# Remove Snow On The Roof?



## Phil N (Aug 4, 2015)

I have a 301BQ. 
Manual states roof is walkable so must be pretty solid. 
This trailer will be left unattended in northern Minnesota. Lots of snow. 
Should I be worried about snow accumulation on the roof?

If you were to try to remove snow I would think you take the risk of knocking loose a vent or something else - then you have a leak in spring time.

My inclination is to let the snow sit.

Thanks for any advise.


----------



## Tourdfox (Oct 4, 2012)

I walk on my roof lots.Quite sturdy.When i get say 18 inches or more i carefully try and get most of it off. As far as the vent covers ect be very carefull around them as they are very brittle when frozen. Ask me how i know lol. The snow we get here is probably much heavier than Minnesota snow as our winters are quite mild. But we can get large accumulations at times. Usually end up clearing the roof once a season.


----------



## H2oSprayer (Aug 5, 2006)

If you are worried about it, check with your local fairgrounds. We keep ours safely stored inside at our local fairgrounds for $400 for the winter season. In my opinion, that's cheap insurance.


----------



## CamperAndy (Aug 26, 2004)

Not all snow is created equally.

You could have 6' of dry fluffy stuff or 6" of wet slush that weighs the same thing. You already know that, so you will also have to make a determination on what you should do based on the weather. If you have had a good bit of snow and they then forecast rain or freezing rain you will want it off the trailer. For me when the snow load starts to get to the 24" point I want it off my trailer no matter what the forecast is. You don't have to remove it all and if you are careful with a broom you can normally get off what you need to without fear of damaging anything.


----------



## matty1 (Mar 7, 2005)

I had asked the dealer almost the same question when we bought both our new campers, (two different places) and everyone in the place said the same thing..."in all our years we have NEVER brushed off any of the campers on the lot...EVER"

With that said, I do what Camperandy says and take care of the girl...I'm the one paying for it.

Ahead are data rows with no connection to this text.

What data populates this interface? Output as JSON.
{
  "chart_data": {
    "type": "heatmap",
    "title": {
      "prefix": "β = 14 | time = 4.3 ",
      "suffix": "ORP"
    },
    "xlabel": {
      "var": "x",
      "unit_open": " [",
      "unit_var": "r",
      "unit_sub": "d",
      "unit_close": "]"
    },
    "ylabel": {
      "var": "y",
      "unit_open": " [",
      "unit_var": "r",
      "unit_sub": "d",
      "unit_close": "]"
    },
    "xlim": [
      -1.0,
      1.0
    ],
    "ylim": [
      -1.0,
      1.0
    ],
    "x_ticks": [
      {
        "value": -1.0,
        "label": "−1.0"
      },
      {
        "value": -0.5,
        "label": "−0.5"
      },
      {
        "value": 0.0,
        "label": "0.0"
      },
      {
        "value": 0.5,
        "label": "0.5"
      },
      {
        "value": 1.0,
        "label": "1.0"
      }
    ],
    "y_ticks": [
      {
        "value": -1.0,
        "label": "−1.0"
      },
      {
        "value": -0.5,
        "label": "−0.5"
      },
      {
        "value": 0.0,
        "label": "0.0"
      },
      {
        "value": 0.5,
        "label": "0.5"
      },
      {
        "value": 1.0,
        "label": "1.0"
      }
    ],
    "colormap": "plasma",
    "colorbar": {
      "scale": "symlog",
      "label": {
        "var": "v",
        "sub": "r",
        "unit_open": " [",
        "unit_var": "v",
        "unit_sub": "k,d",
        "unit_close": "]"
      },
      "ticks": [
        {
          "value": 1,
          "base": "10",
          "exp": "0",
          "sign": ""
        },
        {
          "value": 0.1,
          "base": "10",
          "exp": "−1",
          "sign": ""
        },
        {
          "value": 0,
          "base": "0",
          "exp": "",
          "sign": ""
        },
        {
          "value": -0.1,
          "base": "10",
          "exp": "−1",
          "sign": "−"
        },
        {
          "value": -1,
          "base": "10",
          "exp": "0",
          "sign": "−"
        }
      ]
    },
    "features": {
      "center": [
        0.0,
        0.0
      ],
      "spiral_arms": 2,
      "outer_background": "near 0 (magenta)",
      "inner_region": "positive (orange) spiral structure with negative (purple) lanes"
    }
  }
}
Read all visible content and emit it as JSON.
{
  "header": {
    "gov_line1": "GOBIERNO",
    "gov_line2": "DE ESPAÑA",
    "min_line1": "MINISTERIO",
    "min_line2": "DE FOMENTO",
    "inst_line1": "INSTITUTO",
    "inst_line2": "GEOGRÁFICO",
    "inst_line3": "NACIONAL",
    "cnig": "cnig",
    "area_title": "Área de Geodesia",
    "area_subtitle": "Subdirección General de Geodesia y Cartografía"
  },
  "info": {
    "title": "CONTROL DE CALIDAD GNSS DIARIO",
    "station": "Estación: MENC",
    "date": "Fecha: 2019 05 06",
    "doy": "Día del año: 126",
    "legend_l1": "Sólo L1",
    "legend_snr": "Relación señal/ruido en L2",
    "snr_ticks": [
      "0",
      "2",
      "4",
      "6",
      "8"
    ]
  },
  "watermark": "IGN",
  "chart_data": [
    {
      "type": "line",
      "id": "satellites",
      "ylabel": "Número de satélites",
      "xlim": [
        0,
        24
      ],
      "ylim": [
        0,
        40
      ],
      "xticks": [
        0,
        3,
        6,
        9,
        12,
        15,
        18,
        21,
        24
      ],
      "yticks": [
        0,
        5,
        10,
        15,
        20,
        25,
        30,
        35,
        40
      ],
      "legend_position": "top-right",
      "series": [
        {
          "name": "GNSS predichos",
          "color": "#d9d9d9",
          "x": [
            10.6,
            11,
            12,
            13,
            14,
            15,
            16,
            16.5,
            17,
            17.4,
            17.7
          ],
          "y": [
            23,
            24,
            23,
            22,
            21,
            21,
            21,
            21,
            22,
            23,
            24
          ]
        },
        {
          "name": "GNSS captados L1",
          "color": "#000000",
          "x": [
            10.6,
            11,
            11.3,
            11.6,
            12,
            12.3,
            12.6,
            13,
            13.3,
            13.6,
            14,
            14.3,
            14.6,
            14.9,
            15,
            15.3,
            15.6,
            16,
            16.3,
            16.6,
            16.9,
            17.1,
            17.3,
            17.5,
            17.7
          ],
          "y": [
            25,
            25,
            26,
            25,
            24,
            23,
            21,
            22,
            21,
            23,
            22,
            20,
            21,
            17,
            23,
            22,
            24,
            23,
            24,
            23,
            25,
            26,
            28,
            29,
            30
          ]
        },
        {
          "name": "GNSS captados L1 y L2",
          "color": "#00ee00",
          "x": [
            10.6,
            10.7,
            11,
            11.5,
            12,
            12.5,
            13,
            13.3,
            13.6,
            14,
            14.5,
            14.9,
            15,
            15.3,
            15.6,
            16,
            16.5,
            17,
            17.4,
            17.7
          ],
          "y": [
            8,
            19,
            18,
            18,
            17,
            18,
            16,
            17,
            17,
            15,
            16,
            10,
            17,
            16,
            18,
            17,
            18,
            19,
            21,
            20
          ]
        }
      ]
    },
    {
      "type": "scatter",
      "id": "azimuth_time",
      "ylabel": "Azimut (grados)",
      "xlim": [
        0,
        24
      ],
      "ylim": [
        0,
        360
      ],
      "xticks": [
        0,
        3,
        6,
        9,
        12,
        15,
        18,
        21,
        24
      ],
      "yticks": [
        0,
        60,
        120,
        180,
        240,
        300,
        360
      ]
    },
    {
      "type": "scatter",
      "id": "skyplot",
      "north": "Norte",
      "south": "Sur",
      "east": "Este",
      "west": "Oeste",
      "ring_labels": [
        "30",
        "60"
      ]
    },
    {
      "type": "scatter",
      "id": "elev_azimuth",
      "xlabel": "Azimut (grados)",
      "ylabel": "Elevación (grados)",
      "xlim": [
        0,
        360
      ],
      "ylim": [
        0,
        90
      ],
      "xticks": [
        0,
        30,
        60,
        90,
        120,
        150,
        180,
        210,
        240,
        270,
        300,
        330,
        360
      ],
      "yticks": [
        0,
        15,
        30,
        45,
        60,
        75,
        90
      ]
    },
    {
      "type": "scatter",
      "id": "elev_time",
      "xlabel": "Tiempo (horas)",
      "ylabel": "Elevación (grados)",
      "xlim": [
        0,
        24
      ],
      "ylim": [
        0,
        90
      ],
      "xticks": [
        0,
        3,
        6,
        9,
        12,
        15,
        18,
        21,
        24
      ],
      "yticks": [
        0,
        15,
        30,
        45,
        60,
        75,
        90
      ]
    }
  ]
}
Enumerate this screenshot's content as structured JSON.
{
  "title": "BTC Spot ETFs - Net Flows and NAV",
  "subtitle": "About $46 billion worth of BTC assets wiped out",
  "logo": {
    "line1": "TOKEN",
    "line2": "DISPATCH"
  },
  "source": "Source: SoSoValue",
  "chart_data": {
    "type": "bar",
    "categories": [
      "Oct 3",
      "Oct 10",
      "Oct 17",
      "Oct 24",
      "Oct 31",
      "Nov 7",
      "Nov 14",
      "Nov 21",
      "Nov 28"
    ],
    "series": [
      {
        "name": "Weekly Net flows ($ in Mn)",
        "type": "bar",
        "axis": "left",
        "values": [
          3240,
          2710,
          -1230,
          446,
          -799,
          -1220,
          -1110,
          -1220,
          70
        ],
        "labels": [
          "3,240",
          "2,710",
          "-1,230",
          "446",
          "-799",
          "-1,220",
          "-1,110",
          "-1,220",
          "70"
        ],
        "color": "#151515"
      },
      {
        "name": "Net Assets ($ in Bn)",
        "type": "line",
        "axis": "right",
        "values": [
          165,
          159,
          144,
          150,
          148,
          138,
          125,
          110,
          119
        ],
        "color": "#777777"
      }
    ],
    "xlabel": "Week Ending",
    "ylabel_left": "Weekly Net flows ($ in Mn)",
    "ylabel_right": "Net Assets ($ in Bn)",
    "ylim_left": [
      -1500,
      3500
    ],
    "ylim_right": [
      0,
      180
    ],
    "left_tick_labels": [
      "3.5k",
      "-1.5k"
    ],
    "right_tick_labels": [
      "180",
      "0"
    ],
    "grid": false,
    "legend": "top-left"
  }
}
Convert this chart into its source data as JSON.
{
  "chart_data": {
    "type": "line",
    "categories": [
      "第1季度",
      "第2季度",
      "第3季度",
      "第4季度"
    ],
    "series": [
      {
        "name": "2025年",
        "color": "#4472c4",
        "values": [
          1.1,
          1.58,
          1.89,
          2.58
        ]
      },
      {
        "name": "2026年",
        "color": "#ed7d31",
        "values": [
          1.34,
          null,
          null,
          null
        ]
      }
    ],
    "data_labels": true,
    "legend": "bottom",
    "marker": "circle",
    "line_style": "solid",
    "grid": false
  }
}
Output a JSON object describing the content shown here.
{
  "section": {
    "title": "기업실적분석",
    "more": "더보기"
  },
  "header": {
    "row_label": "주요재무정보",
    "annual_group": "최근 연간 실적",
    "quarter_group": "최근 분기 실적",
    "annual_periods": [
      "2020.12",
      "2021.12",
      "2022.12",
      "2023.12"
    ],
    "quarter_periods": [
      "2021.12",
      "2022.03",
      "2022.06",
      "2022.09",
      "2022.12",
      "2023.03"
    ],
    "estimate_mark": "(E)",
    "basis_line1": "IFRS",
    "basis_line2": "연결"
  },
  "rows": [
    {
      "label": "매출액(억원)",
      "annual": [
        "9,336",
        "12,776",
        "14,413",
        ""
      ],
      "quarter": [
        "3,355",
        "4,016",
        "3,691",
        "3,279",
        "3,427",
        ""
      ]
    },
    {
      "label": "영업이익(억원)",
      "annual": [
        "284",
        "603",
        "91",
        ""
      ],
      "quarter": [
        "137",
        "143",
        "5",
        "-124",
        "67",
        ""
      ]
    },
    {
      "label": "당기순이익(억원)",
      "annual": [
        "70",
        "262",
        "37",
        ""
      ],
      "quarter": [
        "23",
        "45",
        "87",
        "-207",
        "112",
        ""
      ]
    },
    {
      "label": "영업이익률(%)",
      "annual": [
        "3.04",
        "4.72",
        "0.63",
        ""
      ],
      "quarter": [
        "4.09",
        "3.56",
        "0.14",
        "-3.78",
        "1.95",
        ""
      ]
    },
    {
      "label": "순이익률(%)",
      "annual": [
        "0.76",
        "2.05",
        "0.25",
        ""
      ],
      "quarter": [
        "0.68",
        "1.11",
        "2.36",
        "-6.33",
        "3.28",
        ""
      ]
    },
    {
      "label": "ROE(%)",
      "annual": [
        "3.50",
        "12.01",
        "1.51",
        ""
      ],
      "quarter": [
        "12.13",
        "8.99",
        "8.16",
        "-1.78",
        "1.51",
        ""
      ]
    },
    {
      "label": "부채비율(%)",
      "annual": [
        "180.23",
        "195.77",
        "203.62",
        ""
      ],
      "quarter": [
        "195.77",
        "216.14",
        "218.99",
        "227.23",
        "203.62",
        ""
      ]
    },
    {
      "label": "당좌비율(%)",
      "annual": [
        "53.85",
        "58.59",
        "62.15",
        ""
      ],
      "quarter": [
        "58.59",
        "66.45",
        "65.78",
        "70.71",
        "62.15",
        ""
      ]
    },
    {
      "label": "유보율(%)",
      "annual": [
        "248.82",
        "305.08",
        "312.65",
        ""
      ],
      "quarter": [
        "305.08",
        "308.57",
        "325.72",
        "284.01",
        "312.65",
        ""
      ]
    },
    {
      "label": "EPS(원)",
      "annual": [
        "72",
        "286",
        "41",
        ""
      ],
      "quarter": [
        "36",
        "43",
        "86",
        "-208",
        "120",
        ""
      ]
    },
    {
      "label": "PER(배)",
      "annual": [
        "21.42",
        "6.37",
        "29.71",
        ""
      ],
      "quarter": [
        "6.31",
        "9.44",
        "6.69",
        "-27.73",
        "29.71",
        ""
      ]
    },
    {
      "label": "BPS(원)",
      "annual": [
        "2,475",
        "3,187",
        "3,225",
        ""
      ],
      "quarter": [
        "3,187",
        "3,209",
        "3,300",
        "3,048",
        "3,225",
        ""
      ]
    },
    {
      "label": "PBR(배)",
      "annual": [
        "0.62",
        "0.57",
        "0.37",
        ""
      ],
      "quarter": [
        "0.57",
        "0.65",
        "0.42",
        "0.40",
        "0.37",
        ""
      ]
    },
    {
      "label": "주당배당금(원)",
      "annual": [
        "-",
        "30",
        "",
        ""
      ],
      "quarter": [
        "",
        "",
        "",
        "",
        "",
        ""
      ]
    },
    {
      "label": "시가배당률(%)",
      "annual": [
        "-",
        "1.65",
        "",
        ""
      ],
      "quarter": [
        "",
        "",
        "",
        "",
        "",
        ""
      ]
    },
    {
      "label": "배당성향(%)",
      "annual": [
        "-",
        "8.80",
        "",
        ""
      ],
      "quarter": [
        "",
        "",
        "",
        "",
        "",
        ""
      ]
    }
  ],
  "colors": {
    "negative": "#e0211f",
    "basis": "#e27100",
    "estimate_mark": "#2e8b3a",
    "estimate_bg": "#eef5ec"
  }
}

I also check if all the roof vents are tightly closed if we are expecting storms, I have covers but it still seemed to blow in.


----------



## KamperKen (Jun 3, 2015)

Is it better to put a large tarp over the roof and remove the snow that accumulates on the tarp? Or just let the snow fall on the uncovered roof? We can get a lot of snow in Minnesota.


----------



## CamperAndy (Aug 26, 2004)

KamperKen said:


> Is it better to put a large tarp over the roof and remove the snow that accumulates on the tarp? Or just let the snow fall on the uncovered roof? We can get a lot of snow in Minnesota.


Covers are not great for snow protection. They can side load things as they load with snow. Also they can trap moisture between the cover and the roof. Better to just let it fall on the trailer.


----------



## spidey (Aug 8, 2012)

I have never covered or removed snow on my trailer up in Alberta all the years of owning a trailer. Maybe I should. I also have never removed it from my house either while others have.

We do live in a location that we get a lot of warm winter weather, so it does melt to. If a person got one of those snow rakes for roofs, be easy enough to do once in awhile


----------